Prove that the regularization term in RLS makes the matrix invertible

1.2k Views Asked by At

I am taking a machine learning course, and I learned that in LS (least square), we have

$$\hat{\theta} = (\Phi\Phi^T)^{-1}\Phi y$$

But for RLS (regularized least square), we have

$$\hat{\theta} = (\Phi\Phi^T + \lambda \textbf{I})^{-1}\Phi y$$

$\Phi \in \mathbb R^{d \times n}$, where $d$ is the number of features and $n$ is the number of samples.

The professor mentioned that, when $n \lt d$ (sample size is smaller than feature size), the term $\Phi \Phi^T$ will be noninvertible, and will cause overfitting (which I understand). So the extra term in RLS ($\lambda \textbf{I}$) acts as a regularization term to make sure the matrix

$$\Phi \Phi^T + \lambda \textbf{I}$$ is invertible. This part is where I get stuck. I don't see why adding an extra term $\lambda \textbf{I}$ can make the whole matrix invertible. Is there a proof for this?

1

There are 1 best solutions below

0
On

I think you can prove it using positive definiteness of a matrix.

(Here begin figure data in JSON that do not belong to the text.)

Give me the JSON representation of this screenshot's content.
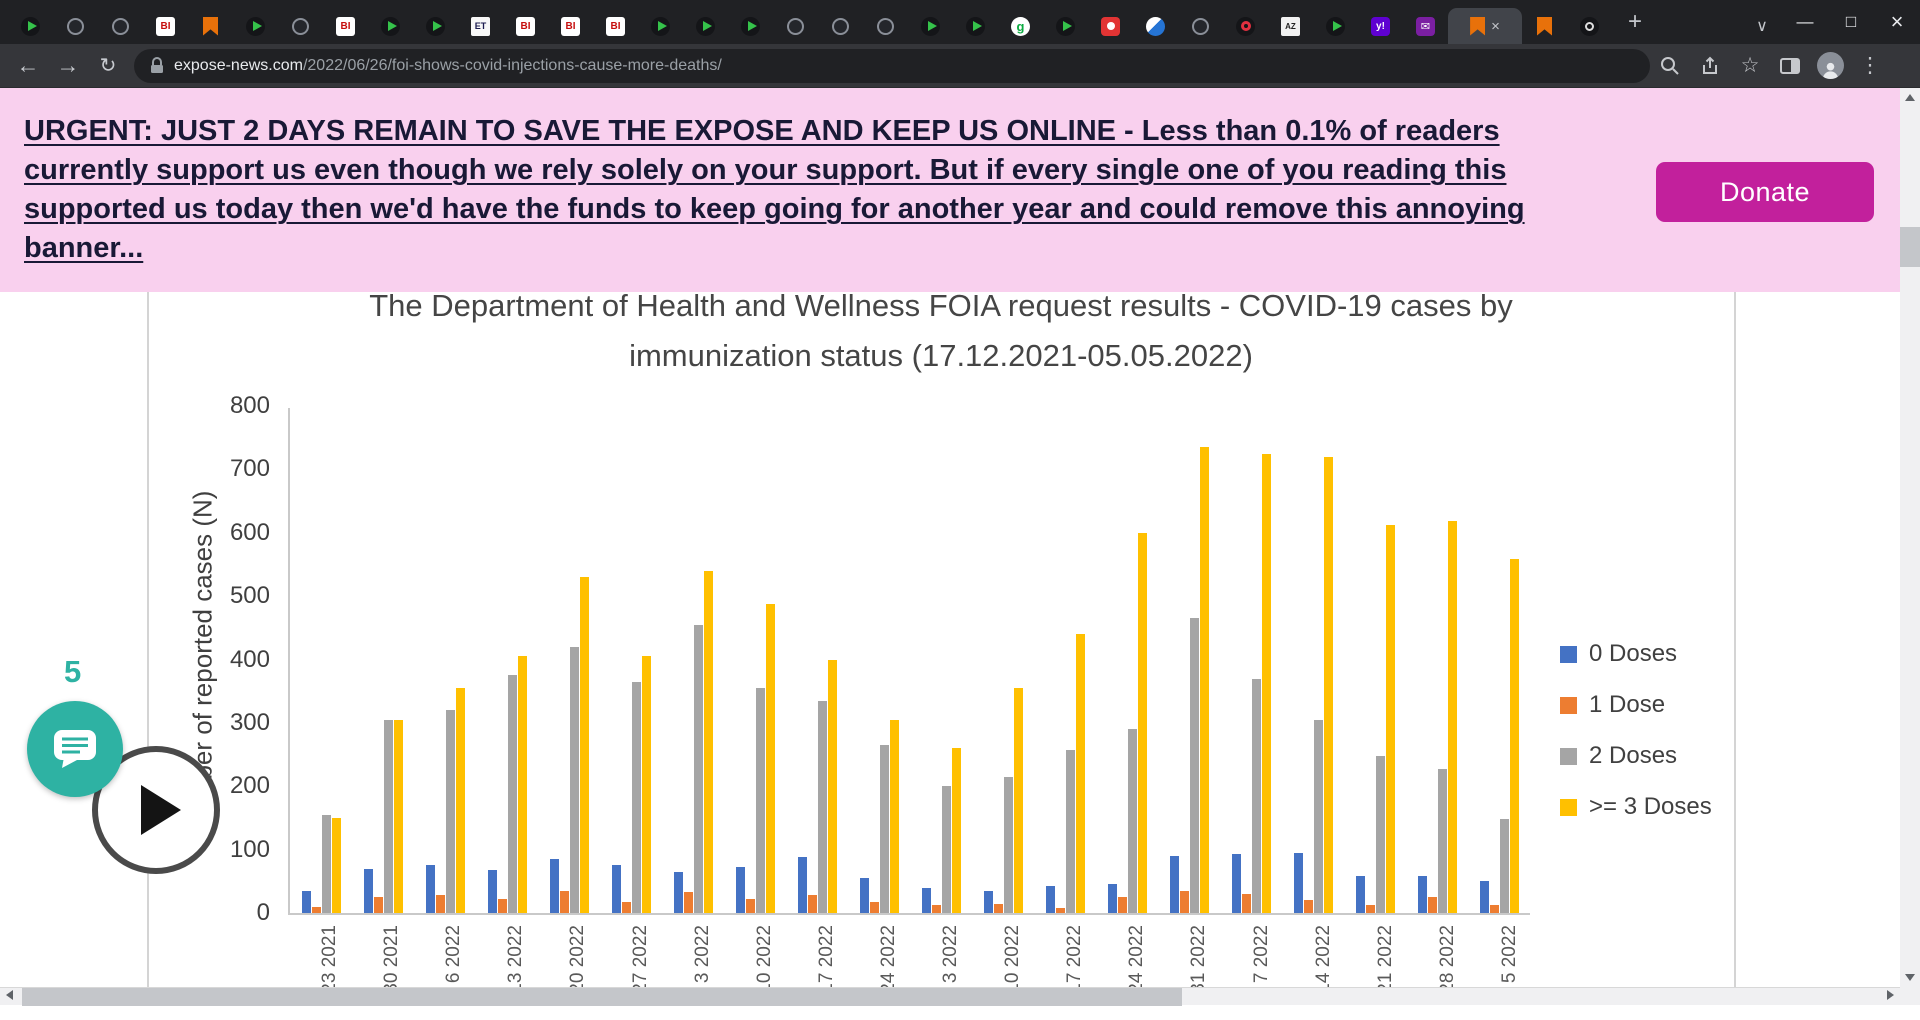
{
  "browser": {
    "tabs": [
      "play",
      "globe",
      "globe",
      "bi",
      "flag",
      "play",
      "globe",
      "bi",
      "play",
      "play",
      "et",
      "bi",
      "bi",
      "bi",
      "play",
      "play",
      "play",
      "globe",
      "globe",
      "globe",
      "play",
      "play",
      "g",
      "play",
      "redperson",
      "blue",
      "globe",
      "redo",
      "az",
      "play",
      "yahoo",
      "mail",
      "flag",
      "flag",
      "ring"
    ],
    "active_tab_index": 32,
    "favicon_labels": {
      "bi": "BI",
      "et": "ET",
      "g": "g",
      "az": "AZ",
      "yahoo": "y!",
      "mail": "✉"
    },
    "url_domain": "expose-news.com",
    "url_path": "/2022/06/26/foi-shows-covid-injections-cause-more-deaths/"
  },
  "icons": {
    "back": "←",
    "forward": "→",
    "reload": "↻",
    "plus": "+",
    "chevron": "∨",
    "minimize": "—",
    "maximize": "□",
    "close": "×",
    "star": "☆",
    "dots": "⋮"
  },
  "banner": {
    "message": "URGENT: JUST 2 DAYS REMAIN TO SAVE THE EXPOSE AND KEEP US ONLINE - Less than 0.1% of readers currently support us even though we rely solely on your support. But if every single one of you reading this supported us today then we'd have the funds to keep going for another year and could remove this annoying banner...",
    "donate_label": "Donate",
    "colors": {
      "background": "#f9d0ee",
      "text": "#191936",
      "button": "#c2209c"
    }
  },
  "chat_widget": {
    "unread_count": "5",
    "color": "#2eb2a3"
  },
  "chart_data": {
    "type": "bar",
    "title": "The Department of Health and Wellness FOIA request results - COVID-19 cases by immunization status (17.12.2021-05.05.2022)",
    "ylabel": "Number of reported cases (N)",
    "ylim": [
      0,
      800
    ],
    "yticks": [
      0,
      100,
      200,
      300,
      400,
      500,
      600,
      700,
      800
    ],
    "grid": false,
    "legend_position": "right",
    "categories": [
      "23 2021",
      "30 2021",
      "n 6 2022",
      "13 2022",
      "20 2022",
      "27 2022",
      "b 3 2022",
      "10 2022",
      "17 2022",
      "24 2022",
      "r 3 2022",
      "10 2022",
      "17 2022",
      "24 2022",
      "31 2022",
      "r 7 2022",
      "14 2022",
      "21 2022",
      "28 2022",
      "y 5 2022"
    ],
    "series": [
      {
        "name": "0 Doses",
        "color": "#4472c4",
        "values": [
          35,
          70,
          75,
          68,
          85,
          75,
          65,
          73,
          88,
          55,
          40,
          35,
          42,
          45,
          90,
          93,
          95,
          58,
          58,
          50
        ]
      },
      {
        "name": "1 Dose",
        "color": "#ed7d31",
        "values": [
          10,
          25,
          28,
          22,
          35,
          18,
          33,
          22,
          28,
          18,
          13,
          15,
          8,
          25,
          35,
          30,
          20,
          13,
          25,
          13
        ]
      },
      {
        "name": "2 Doses",
        "color": "#a5a5a5",
        "values": [
          155,
          305,
          320,
          375,
          420,
          365,
          455,
          355,
          335,
          265,
          200,
          215,
          258,
          290,
          465,
          370,
          305,
          248,
          228,
          148
        ]
      },
      {
        "name": ">= 3 Doses",
        "color": "#ffc000",
        "values": [
          150,
          305,
          355,
          405,
          530,
          405,
          540,
          487,
          400,
          305,
          260,
          355,
          440,
          600,
          735,
          725,
          720,
          612,
          618,
          558
        ]
      }
    ]
  }
}
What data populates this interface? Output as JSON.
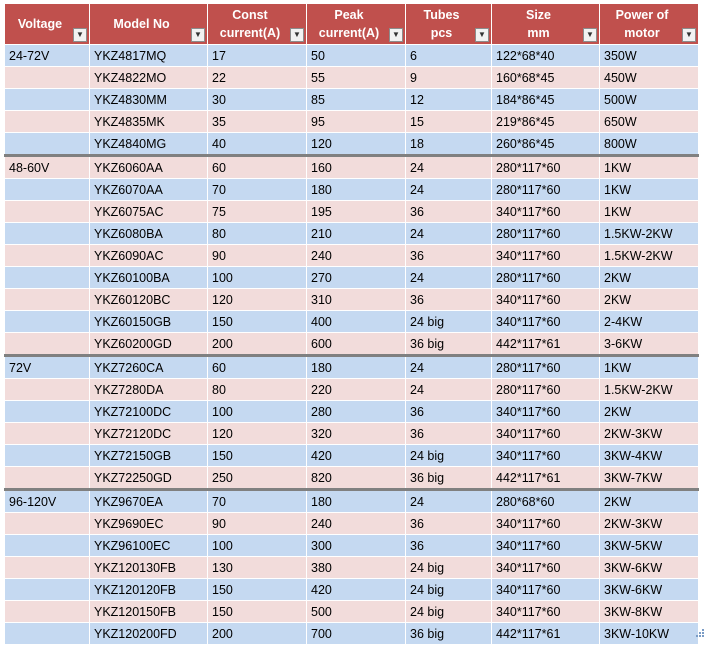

Note that for any $v\in \mathbb{R}^{d},\, v^{T}(\phi\phi^{T})v=(\phi^{T} v)^T(\phi^{T} v)\geq0$ and $\lambda I$ is already positive definite because $\lambda>0$. Thus,

$v^{T}(\phi\phi^{T}+\lambda I)v = v^{T}(\phi\phi^{T})v + v^{T}\lambda I v\geq v^{T}(\lambda I)v>0$.

Therefore, $(\phi\phi^{T}+\lambda I)$ is positive definite and hence invertible.